The performance expectations in the topic MS. Energy help students formulate an answer to the question, “How can energy be transferred from one object or system to another?” At the middle school level, the PS3 disciplinary core idea from the NRC Framework is broken down into four sub-core ideas: Definitions of Energy, Conservation of Energy and Energy Transfer, the Relationship between Energy and Forces, and Energy in Chemical Process and Everyday Life. Students develop their understanding of important qualitative ideas about energy, including that the interactions of objects can be explained and predicted using the concept of transfer of energy from one object or system of objects to another and that that the total change of energy in any system is always equal to the total energy transferred into or out of the system. Students understand that moving objects have kinetic energy and that objects may also contain stored (potential) energy, depending on their relative positions. Students will also come to know the difference between energy and temperature and begin to develop an understanding of the relationship between force and energy. Students are also able to apply an understanding of design to the process of energy transfer. The crosscutting concepts of scale, proportion, and quantity; systems and system models; and energy are called out as organizing concepts for these disciplinary core ideas. These performance expectations expect students to demonstrate proficiency in developing and using models, planning investigations, analyzing and interpreting data, designing solutions, and engaging in argument from evidence and to use these practices to demonstrate understanding of the core ideas in PS3.
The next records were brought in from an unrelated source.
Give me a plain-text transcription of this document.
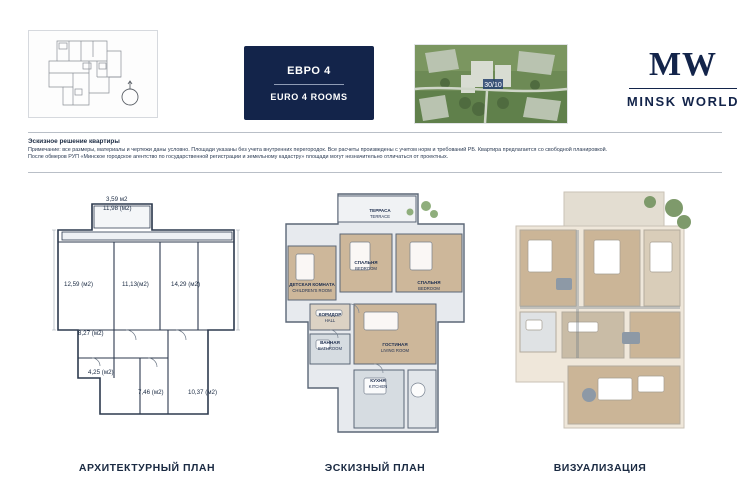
ЕВРО 4
EURO 4 ROOMS
30/10
MW
MINSK WORLD
Эскизное решение квартиры
Примечание: все размеры, материалы и чертежи даны условно. Площади указаны без учета внутренних перегородок. Все расчеты произведены с учетом норм и требований РБ. Квартира предлагается со свободной планировкой.
После обмеров РУП «Минское городское агентство по государственной регистрации и земельному кадастру» площади могут незначительно отличаться от проектных.
3,59 м2
11,98 (м2)
12,59 (м2)	11,13(м2)	14,29 (м2)
8,27 (м2)
4,25 (м2)
7,46 (м2)	10,37 (м2)
ТЕРРАСА
TERRACE
СПАЛЬНЯ
BEDROOM
СПАЛЬНЯ
BEDROOM
ДЕТСКАЯ КОМНАТА
CHILDREN'S ROOM
КОРИДОР
HALL
ГОСТИНАЯ
LIVING ROOM
ВАННАЯ
BATHROOM
КУХНЯ
KITCHEN
АРХИТЕКТУРНЫЙ ПЛАН	ЭСКИЗНЫЙ ПЛАН	ВИЗУАЛИЗАЦИЯ
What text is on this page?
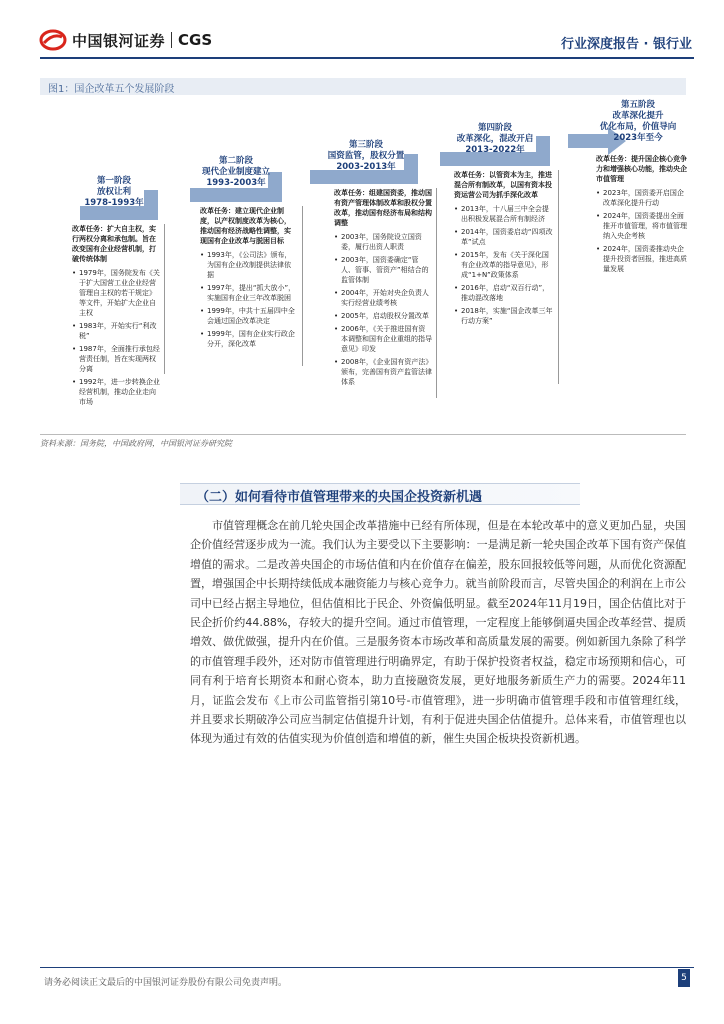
中国银河证券 CGS	行业深度报告 · 银行业
图1：国企改革五个发展阶段
第一阶段
放权让利
1978-1993年
第二阶段
现代企业制度建立
1993-2003年
第三阶段
国资监管，股权分置
2003-2013年
第四阶段
改革深化，混改开启
2013-2022年
第五阶段
改革深化提升
优化布局，价值导向
2023年至今
改革任务：扩大自主权，实行两权分离和承包制。旨在改变国有企业经营机制，打破传统体制
• 1979年，国务院发布《关于扩大国营工业企业经营管理自主权的若干规定》等文件，开始扩大企业自主权
• 1983年，开始实行“利改税”
• 1987年，全面推行承包经营责任制，旨在实现两权分离
• 1992年，进一步转换企业经营机制，推动企业走向市场
改革任务：建立现代企业制度，以产权制度改革为核心，推动国有经济战略性调整，实现国有企业改革与脱困目标
• 1993年，《公司法》颁布，为国有企业改制提供法律依据
• 1997年，提出“抓大放小”，实施国有企业三年改革脱困
• 1999年，中共十五届四中全会通过国企改革决定
• 1999年，国有企业实行政企分开，深化改革
改革任务：组建国资委，推动国有资产管理体制改革和股权分置改革，推动国有经济布局和结构调整
• 2003年，国务院设立国资委，履行出资人职责
• 2003年，国资委确定“管人、管事、管资产”相结合的监管体制
• 2004年，开始对央企负责人实行经营业绩考核
• 2005年，启动股权分置改革
• 2006年，《关于推进国有资本调整和国有企业重组的指导意见》印发
• 2008年，《企业国有资产法》颁布，完善国有资产监管法律体系
改革任务：以管资本为主，推进混合所有制改革，以国有资本投资运营公司为抓手深化改革
• 2013年，十八届三中全会提出积极发展混合所有制经济
• 2014年，国资委启动“四项改革”试点
• 2015年，发布《关于深化国有企业改革的指导意见》，形成“1+N”政策体系
• 2016年，启动“双百行动”，推动混改落地
• 2018年，实施“国企改革三年行动方案”
改革任务：提升国企核心竞争力和增强核心功能，推动央企市值管理
• 2023年，国资委开启国企改革深化提升行动
• 2024年，国资委提出全面推开市值管理，将市值管理纳入央企考核
• 2024年，国资委推动央企提升投资者回报，推进高质量发展
资料来源：国务院，中国政府网，中国银河证券研究院
（二）如何看待市值管理带来的央国企投资新机遇
市值管理概念在前几轮央国企改革措施中已经有所体现，但是在本轮改革中的意义更加凸显，央国企价值经营逐步成为一流。我们认为主要受以下主要影响：一是满足新一轮央国企改革下国有资产保值增值的需求。二是改善央国企的市场估值和内在价值存在偏差，股东回报较低等问题，从而优化资源配置，增强国企中长期持续低成本融资能力与核心竞争力。就当前阶段而言，尽管央国企的利润在上市公司中已经占据主导地位，但估值相比于民企、外资偏低明显。截至2024年11月19日，国企估值比对于民企折价约44.88%，存较大的提升空间。通过市值管理，一定程度上能够倒逼央国企改革经营、提质增效、做优做强，提升内在价值。三是服务资本市场改革和高质量发展的需要。例如新国九条除了科学的市值管理手段外，还对防市值管理进行明确界定，有助于保护投资者权益，稳定市场预期和信心，可同有利于培育长期资本和耐心资本，助力直接融资发展，更好地服务新质生产力的需要。2024年11月，证监会发布《上市公司监管指引第10号-市值管理》，进一步明确市值管理手段和市值管理红线，并且要求长期破净公司应当制定估值提升计划，有利于促进央国企估值提升。总体来看，市值管理也以体现为通过有效的估值实现为价值创造和增值的新，催生央国企板块投资新机遇。
请务必阅读正文最后的中国银河证券股份有限公司免责声明。	5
Waves and Electromagentic Radiation

The performance expectations in the topic MS. Waves and Electromagnetic Radiation help students formulate an answer to the question, “What are the characteristic properties of waves and how can they be used?” At the middle school level, the PS4 disciplinary core idea from the NRC Framework is broken down into Wave Properties, Electromagnetic Radiation, and Information Technologies and Instrumentation. Students are able to describe and predict characteristic properties and behaviors of waves when waves interact with matter. Students can apply an understanding of waves as a means to send digital information. The crosscutting concepts of patterns and structure and function are used as organizing concepts for these disciplinary core ideas. These performance expectations focus on students demonstrating proficiency in developing and using models, using mathematical thinking, and obtaining, evaluating and communicating information and using these practices to demonstrate understanding of the core ideas.